Matilde Ribeiro - As ações neste momento ainda são na ordem da estruturação das políticas. Por exemplo, no Ministério da Saúde estamos incluindo o quesito cor nos formulários. Precisamos ter referência do que adoece e morre a população brasileira, para poder ter programas específicos.

BBC Brasil - A secretaria já tem quatro anos, o que se pode perceber de resultado prático neste período?

Matilde Ribeiro - Na educação, uma lei de 2003 obriga o ensino da história e cultura afro-brasileiras para as crianças, desde o início. O processo de implementação está em curso. É muito difícil ter números, resultados concretos.
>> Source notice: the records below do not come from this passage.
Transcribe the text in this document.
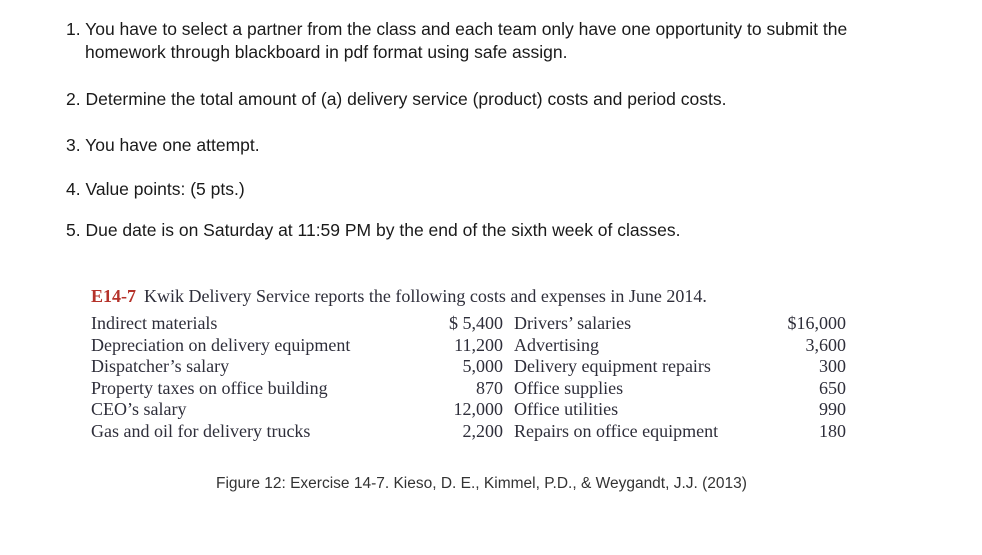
1. You have to select a partner from the class and each team only have one opportunity to submit the
homework through blackboard in pdf format using safe assign.
2. Determine the total amount of (a) delivery service (product) costs and period costs.
3. You have one attempt.
4. Value points: (5 pts.)
5. Due date is on Saturday at 11:59 PM by the end of the sixth week of classes.
E14-7 Kwik Delivery Service reports the following costs and expenses in June 2014.
Indirect materials	$ 5,400	Drivers’ salaries	$16,000
Depreciation on delivery equipment	11,200	Advertising	3,600
Dispatcher’s salary	5,000	Delivery equipment repairs	300
Property taxes on office building	870	Office supplies	650
CEO’s salary	12,000	Office utilities	990
Gas and oil for delivery trucks	2,200	Repairs on office equipment	180
Figure 12: Exercise 14-7. Kieso, D. E., Kimmel, P.D., & Weygandt, J.J. (2013)
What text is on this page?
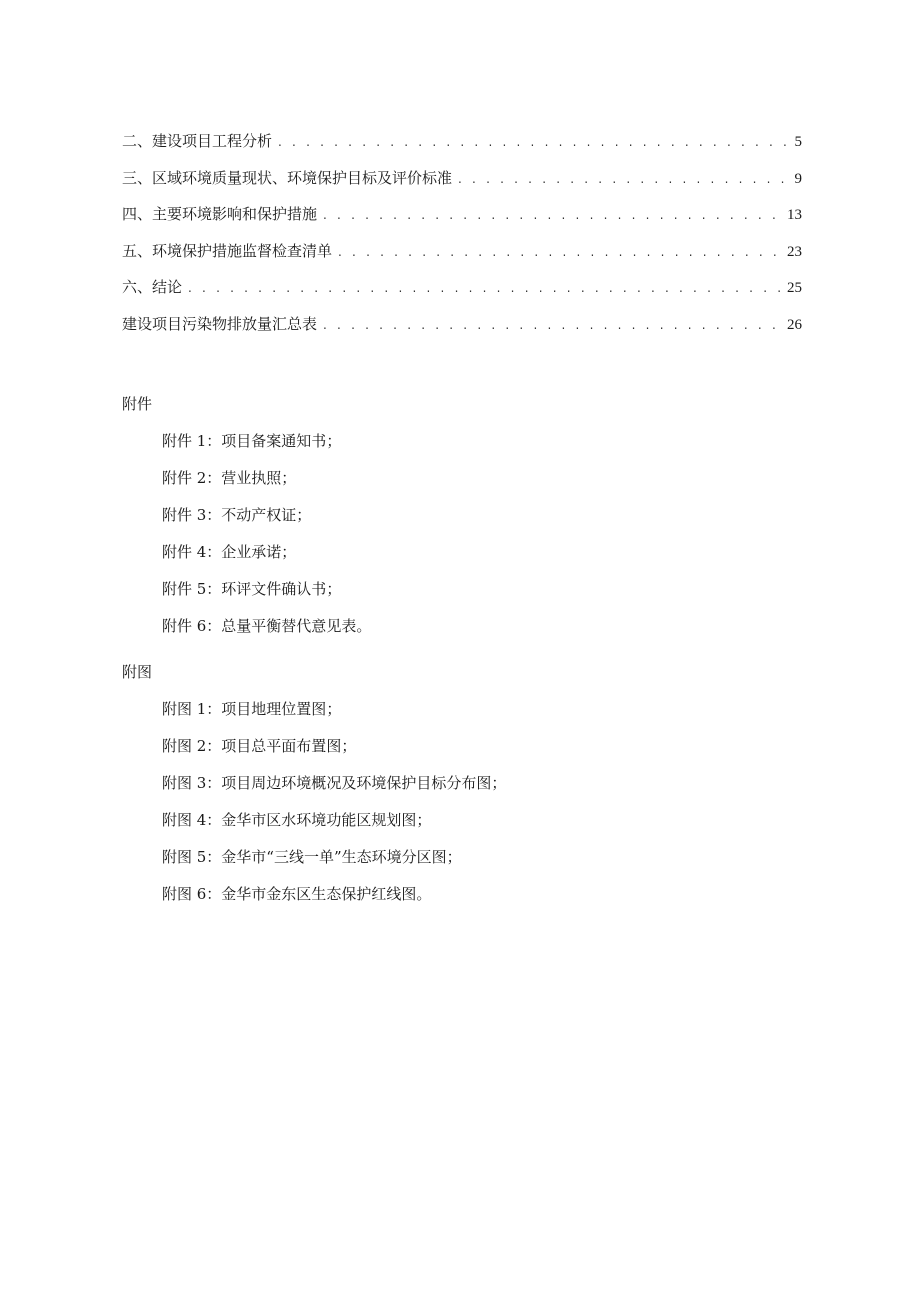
二、建设项目工程分析 . . .	5
三、区域环境质量现状、环境保护目标及评价标准 . . .	9
四、主要环境影响和保护措施 . . .	13
五、环境保护措施监督检查清单 . . .	23
六、结论 . . .	25
建设项目污染物排放量汇总表 . . .	26
附件
附件 1：项目备案通知书；
附件 2：营业执照；
附件 3：不动产权证；
附件 4：企业承诺；
附件 5：环评文件确认书；
附件 6：总量平衡替代意见表。
附图
附图 1：项目地理位置图；
附图 2：项目总平面布置图；
附图 3：项目周边环境概况及环境保护目标分布图；
附图 4：金华市区水环境功能区规划图；
附图 5：金华市“三线一单”生态环境分区图；
附图 6：金华市金东区生态保护红线图。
Mas já tem alguns resultados. Por exemplo, o (programa) Prouni, de bolsas de estudos para alunos carentes de escolas, já concedeu em menos de três anos mais de 200 mil bolsas no Brasil, dos quais 63 mil negros e 3 mil indígenas.

BBC Brasil - E em quanto tempo a senhora acha que poderemos ter uma situação de igualdade, onde as pessoas sejam julgadas pelo mérito, independentemente da raça?

Matilde Ribeiro - O Brasil tem 507 anos. Há quase 120 anos, em 1888, foi assinado um decreto como este que o presidente assinou dizendo que não havia mais escravidão no Brasil.

Só que não houve uma seqüência. Hoje, o fato de os negros e os indígenas serem os mais pobres entre os pobres é resultado de um descaso histórico. Então fica muito difícil hoje afirmar quanto tempo.

BBC Brasil - Como o Brasil se coloca no contexto internacional? O Brasil gosta de pensar que não tem discriminação e gosta de se citar como exemplo de integração. É assim que a senhora vê a situação?

Matilde Ribeiro - É o seguinte: chegaram os europeus numa terra de índios, aí chegaram os africanos que não escolheram estar aqui, foram capturados e chegaram aqui como coisa. Os indígenas e os negros não eram os donos das armas, não eram os donos das leis, não eram os donos dos bens de consumo. A forma que eles encontraram para sobreviver não foi pelo conflito explícito.

No Brasil, o racismo não se dá por lei, como foi na África do Sul. Isso nos levou a uma mistura. Aparentemente todos podem usufruir de tudo, mas na prática há lugares onde os negros não vão. Há um debate se aqui a questão é racial ou social. Eu diria que é as duas coisas.

BBC Brasil - E no Brasil tem racismo também de negro contra branco, como nos Estados Unidos?

Matilde Ribeiro - Eu acho natural que tenha. Mas não é na mesma dimensão que nos Estados Unidos. Não é racismo quando um negro se insurge contra um branco. Racismo é quando uma maioria econômica, política ou numérica coíbe ou veta direitos de outros.

A reação de um negro de não querer conviver com um branco, ou não gostar de um branco, eu acho uma reação natural, embora eu não esteja incitando isso. Não acho que seja uma coisa boa. Mas é natural que aconteça, porque quem foi açoitado a vida inteira não tem obrigação de gostar de quem o açoitou.

BBC Brasil - Neste mês, a Grã-Bretanha comemora os 200 anos da proibição do comércio de escravos, coisa que no Brasil só aconteceu muito tempo depois. O Brasil ainda continua atrasado nesta área?

Matilde Ribeiro - Não, nós temos acompanhado os fóruns internacionais. O Brasil é um dos países mais progressistas neste aspecto de legislação e de ação efetiva. A legislação no Brasil é extremamente avançada. Não é pela via legal que o racismo acontece.

O que falta é mudança de postura das pessoas. Não adianta só o governo fazer. Muito já foi feito, mas como você disse no início: alterou os índices? Ainda não, portanto temos muito a fazer.